(Acquisitions Monthly) The past year has seen the return of the hostile bid approach, requiring advisers to deploy their full range of defensive skills to fend off such opportunistic offers, or force the bidders to raise their price.
Finding the right balance between those two goals can be notoriously tricky. In theory, National Express defended itself successfully from a series of approaches this year, initially from transport rival First Group then from private equity group CVC in conjunction with major shareholder the Cosmen family and latterly Stagecoach.

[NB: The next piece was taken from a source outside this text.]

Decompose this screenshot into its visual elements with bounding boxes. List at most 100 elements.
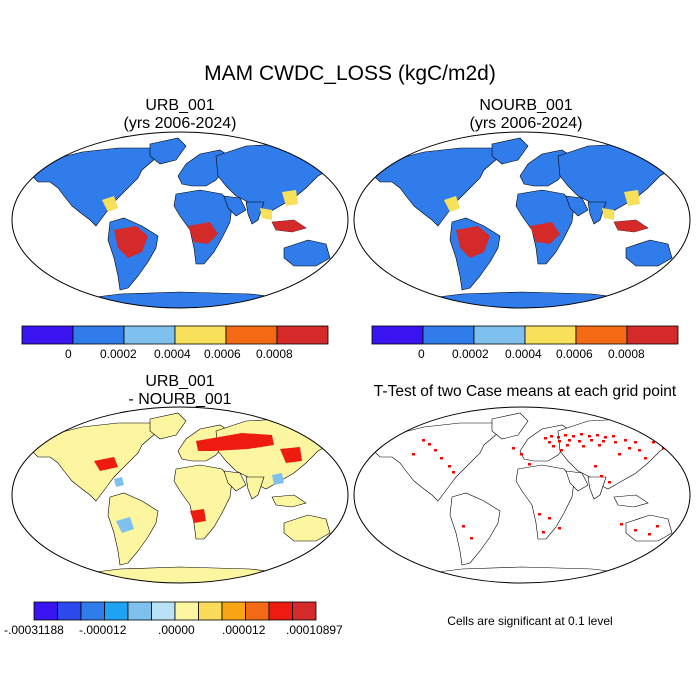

However, this victory looks Pyrrhic. The company’s share price is 25% below the high point it reached during the offer period. Added to that, the board also now faces a disgruntled shareholder base. Hedge funds are seeking quick profits while its largest investor is at strategic odds with the directors and unwilling to support a rights issue.
That is far from ideal. A better outcome has transpired for Anglo American after rival miner Xstrata suggested a merger of equals in late June. Since the latter decided in mid-October not to submit a formal proposal, after a prompt from the Takeover Panel, Anglo’s shares have risen 17%. The company also remains independent.
In a sense, Anglo American was in a strong position. Xstrata’s nil-premium offer was not particularly compelling and Anglo had key South African shareholders that were never likely to support an alternative proposal.